Data Collection and Data Analysis in Software Engineering

Schedule and location

Wednesday November 21 -  Thursday November 22
New location: Koulutustila Seitsemäs Taivas, Yliopistonkatu 60 A, 7th floor,  33100 TAMPERE


Registration is open September 1st  - November 14th .


Full Professor Sandro Morasca, University of Insubria, Italy
Associate Professor Luigi Lavazza,  University of Insubria, Italy



Assistant Professor (tenure track) Davide Taibi,  Tampere University of Technology, Finland.
Post-doc researcher Valentina Lenarduzzi, Tampere University of Technology, Finland.

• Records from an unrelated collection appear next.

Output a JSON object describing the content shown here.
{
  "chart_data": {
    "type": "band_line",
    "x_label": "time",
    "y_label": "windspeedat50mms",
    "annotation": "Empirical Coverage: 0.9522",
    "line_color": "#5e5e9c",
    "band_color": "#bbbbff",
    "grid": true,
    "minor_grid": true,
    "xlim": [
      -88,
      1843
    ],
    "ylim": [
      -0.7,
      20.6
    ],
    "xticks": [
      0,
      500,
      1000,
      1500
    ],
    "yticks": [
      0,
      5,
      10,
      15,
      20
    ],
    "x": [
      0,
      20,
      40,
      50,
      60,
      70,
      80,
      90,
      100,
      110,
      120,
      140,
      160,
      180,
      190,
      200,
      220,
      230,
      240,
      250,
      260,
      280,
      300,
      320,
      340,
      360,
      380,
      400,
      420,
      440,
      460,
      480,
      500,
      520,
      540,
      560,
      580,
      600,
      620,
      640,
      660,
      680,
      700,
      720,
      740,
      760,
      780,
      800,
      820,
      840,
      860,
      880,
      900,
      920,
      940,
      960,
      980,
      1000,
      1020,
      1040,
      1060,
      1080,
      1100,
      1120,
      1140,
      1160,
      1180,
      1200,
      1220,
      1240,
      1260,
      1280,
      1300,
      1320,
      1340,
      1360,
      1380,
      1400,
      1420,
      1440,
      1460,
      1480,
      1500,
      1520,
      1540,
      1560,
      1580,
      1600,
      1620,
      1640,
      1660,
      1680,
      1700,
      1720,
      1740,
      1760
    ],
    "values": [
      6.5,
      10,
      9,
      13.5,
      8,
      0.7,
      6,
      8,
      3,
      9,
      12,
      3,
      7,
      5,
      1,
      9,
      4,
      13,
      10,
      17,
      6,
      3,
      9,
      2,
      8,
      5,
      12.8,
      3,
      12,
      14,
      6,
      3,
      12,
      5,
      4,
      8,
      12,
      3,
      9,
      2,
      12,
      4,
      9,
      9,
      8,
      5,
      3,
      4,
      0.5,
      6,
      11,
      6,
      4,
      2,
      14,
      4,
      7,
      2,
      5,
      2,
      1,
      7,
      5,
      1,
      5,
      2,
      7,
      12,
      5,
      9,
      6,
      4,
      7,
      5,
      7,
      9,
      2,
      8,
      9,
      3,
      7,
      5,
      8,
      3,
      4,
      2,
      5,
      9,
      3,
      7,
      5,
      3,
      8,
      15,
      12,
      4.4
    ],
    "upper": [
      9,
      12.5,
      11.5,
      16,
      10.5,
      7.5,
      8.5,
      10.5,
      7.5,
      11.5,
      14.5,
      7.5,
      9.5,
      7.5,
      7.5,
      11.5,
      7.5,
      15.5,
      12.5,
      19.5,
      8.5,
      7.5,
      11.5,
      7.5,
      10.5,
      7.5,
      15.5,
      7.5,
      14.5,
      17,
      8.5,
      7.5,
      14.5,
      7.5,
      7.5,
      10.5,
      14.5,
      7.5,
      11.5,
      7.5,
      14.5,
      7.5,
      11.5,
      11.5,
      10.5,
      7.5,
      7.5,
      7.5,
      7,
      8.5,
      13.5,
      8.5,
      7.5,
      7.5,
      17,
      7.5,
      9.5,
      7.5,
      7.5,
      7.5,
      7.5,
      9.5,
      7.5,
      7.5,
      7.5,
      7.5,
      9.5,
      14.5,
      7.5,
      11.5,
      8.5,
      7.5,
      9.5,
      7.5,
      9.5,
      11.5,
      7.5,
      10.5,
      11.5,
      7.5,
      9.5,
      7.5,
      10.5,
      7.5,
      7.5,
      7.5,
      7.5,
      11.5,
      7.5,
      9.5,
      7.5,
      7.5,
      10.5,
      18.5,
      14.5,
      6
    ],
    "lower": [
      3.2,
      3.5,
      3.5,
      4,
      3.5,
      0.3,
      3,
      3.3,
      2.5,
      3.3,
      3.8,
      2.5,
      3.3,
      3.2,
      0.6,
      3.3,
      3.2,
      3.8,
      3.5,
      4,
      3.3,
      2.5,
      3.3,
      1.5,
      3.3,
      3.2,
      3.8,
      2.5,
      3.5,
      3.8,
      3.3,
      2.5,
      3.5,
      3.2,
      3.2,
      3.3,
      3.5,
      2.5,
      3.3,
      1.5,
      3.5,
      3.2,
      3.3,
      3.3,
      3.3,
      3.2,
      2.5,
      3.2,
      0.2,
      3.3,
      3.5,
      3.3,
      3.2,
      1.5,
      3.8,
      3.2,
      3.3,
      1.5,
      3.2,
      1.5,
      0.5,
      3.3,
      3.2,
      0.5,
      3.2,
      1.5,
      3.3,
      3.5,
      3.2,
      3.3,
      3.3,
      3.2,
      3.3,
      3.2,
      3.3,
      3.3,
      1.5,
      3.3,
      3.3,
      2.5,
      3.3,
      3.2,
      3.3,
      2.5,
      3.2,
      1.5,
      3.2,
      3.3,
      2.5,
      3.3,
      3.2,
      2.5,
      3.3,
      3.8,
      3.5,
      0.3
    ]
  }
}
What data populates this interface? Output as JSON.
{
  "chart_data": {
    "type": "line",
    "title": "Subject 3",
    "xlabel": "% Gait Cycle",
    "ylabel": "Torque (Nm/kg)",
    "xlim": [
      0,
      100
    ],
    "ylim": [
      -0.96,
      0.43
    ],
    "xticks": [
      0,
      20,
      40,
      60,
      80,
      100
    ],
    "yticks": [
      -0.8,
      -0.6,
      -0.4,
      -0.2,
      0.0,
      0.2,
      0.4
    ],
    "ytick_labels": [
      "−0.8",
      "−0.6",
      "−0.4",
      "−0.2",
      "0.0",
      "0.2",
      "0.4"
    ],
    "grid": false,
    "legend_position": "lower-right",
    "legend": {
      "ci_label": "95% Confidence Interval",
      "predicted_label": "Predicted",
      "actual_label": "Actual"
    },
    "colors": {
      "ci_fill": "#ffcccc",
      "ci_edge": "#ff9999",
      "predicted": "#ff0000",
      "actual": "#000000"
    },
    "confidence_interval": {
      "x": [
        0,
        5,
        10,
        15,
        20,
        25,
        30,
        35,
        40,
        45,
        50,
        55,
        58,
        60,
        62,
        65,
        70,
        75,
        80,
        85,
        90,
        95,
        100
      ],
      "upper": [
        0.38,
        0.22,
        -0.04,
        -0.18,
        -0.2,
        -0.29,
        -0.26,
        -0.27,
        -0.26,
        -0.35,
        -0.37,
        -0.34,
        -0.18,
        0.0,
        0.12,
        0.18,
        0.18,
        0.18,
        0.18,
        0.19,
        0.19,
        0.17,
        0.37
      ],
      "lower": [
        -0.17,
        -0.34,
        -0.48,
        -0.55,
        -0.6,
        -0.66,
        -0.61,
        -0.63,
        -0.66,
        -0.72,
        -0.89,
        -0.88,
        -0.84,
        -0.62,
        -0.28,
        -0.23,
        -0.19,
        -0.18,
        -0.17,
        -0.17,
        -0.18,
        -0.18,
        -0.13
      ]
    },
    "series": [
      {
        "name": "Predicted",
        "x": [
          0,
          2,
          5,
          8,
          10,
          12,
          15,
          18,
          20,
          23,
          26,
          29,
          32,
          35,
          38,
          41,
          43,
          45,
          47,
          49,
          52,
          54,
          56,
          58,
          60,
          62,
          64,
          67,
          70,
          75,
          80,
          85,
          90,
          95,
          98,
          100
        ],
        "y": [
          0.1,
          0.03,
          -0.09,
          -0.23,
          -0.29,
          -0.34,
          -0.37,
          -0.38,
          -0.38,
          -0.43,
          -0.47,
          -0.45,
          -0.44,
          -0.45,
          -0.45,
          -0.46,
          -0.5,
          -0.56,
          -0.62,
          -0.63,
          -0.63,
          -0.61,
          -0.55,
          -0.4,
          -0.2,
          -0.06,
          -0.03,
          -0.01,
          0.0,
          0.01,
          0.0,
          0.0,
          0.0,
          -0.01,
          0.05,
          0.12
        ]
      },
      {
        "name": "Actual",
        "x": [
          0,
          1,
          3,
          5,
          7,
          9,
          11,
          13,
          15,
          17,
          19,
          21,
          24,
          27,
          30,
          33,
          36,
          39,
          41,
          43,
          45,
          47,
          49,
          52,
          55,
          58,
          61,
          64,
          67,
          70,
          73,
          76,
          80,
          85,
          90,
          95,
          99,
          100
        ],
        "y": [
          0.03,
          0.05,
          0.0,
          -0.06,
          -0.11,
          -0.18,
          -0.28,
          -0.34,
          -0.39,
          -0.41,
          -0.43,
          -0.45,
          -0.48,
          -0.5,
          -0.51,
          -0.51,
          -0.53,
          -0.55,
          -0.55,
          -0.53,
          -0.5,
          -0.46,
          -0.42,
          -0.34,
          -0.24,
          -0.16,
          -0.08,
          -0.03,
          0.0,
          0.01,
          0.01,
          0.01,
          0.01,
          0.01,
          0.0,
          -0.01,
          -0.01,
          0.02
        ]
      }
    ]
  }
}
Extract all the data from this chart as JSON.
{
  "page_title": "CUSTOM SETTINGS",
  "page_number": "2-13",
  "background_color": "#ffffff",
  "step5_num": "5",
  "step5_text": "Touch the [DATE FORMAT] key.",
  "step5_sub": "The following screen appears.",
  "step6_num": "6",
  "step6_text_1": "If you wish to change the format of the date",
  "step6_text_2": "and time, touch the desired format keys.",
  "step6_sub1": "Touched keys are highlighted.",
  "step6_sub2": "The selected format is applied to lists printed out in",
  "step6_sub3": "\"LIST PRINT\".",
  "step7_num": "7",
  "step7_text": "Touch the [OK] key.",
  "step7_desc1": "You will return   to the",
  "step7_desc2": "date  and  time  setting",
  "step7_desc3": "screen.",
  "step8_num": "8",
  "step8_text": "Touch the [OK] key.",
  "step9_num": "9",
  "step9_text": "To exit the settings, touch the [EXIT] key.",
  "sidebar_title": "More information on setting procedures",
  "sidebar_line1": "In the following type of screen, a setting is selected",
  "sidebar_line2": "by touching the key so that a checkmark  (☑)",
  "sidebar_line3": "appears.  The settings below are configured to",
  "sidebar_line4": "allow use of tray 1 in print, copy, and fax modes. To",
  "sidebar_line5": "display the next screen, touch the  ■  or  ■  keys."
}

Software Engineering is still a young research field. Several errors are still occurring in methods and techniques applied  to empirically validate results. The errors are not only made by early research scientist but also present in the most  important conference and journal papers [1].

This seminar aims at providing a comprehensive coverage of methods and techniques to collect and analyze data in software engineering. We will cover both basic statistical methods, predictive models and Artificial Intelligence approach, including machine learning techniques. In this seminar students will learn how to apply these techniques to analyze different type of data collected during software development processes and how to draw conclusions based on these data. The seminar will be conducted by three of the leading professors in the area of empirical software engineering and in  the area of machine learning analysis. Two hands-on sessions will help students to directly apply the techniques explained during the course, one applying a  set of statistical techniques (linear and logistic regressions) and another applying classification techniques (Random Forest) on a set of data mined from open source repositories.



The topics covered in the seminar include:

  • Data Collection and packaging approaches in software engineering. 
    • Survey 
    • Case study 
  • Data analysis techniques in software engineering. Which method should be applied in the different contexts? 
    • Statistical methods and measurement. 
    • Machine Learning techniques 
    • Pattern recognition 
  • Drawing conclusions from results 
    • How to interpret the results obtained from the techniques applied

Detailed Program

Day 1 (21.11.2018)

9:30 – 9:45 Introduction (Davide Taibi / Valentina Lenarduzzi)

9:45 - 12:30 Data Collection in Software Engineering (Luigi Lavazza)

-Metrics definition based on a given goal
-The GQM (Goal/Question/Metrics) approach to identifying a set of measures to be collected

12:30 - 13:30 Lunch

13:30 - 16:30 Data management in R (Luigi Lavazza)
-Importing data from files or from databases into the R environment
-Main data structures supported by R (data frames, matrices, lists, etc.)
-Visual exploration of collected data with R

16:30 – 16.45 Summary of the first day (Davide Taibi)


Day 2 (22.11.2018)

9:30 – 9:45 Introduction (Davide Taibi / Valentina Lenarduzzi) 

9:45 - 12:30 Data Analysis Techniques in Software Engineering (Sandro Morasca)
-Data analysis techniques (preconditions, outcomes, and usefulness)
-Measurement scales to show how data of different kinds should be properly analyzed
-Descriptive and association statistics

12:30 - 13:30 Lunch

13:30 - 16:30 Prediction Model Building and Validation (Sandro Morasca)
-Statistical bases of predictive model building
-Basic, traditional and innovative techniques for the prediction of continuous and discrete variables
-Models validation

16:30 – 16.45 Summary of the second day (Davide Taibi)



Credit points

Doctoral students participating in the seminar can obtain 2 credit points. This requires participating both days and completing the assignments: 

Registration fee

This seminar is free-of-charge for member organization's staff and their PhD students. For others the participation fee is 400 €. The participation fee includes access to the event and the event materials. Lunch and dinner are not included.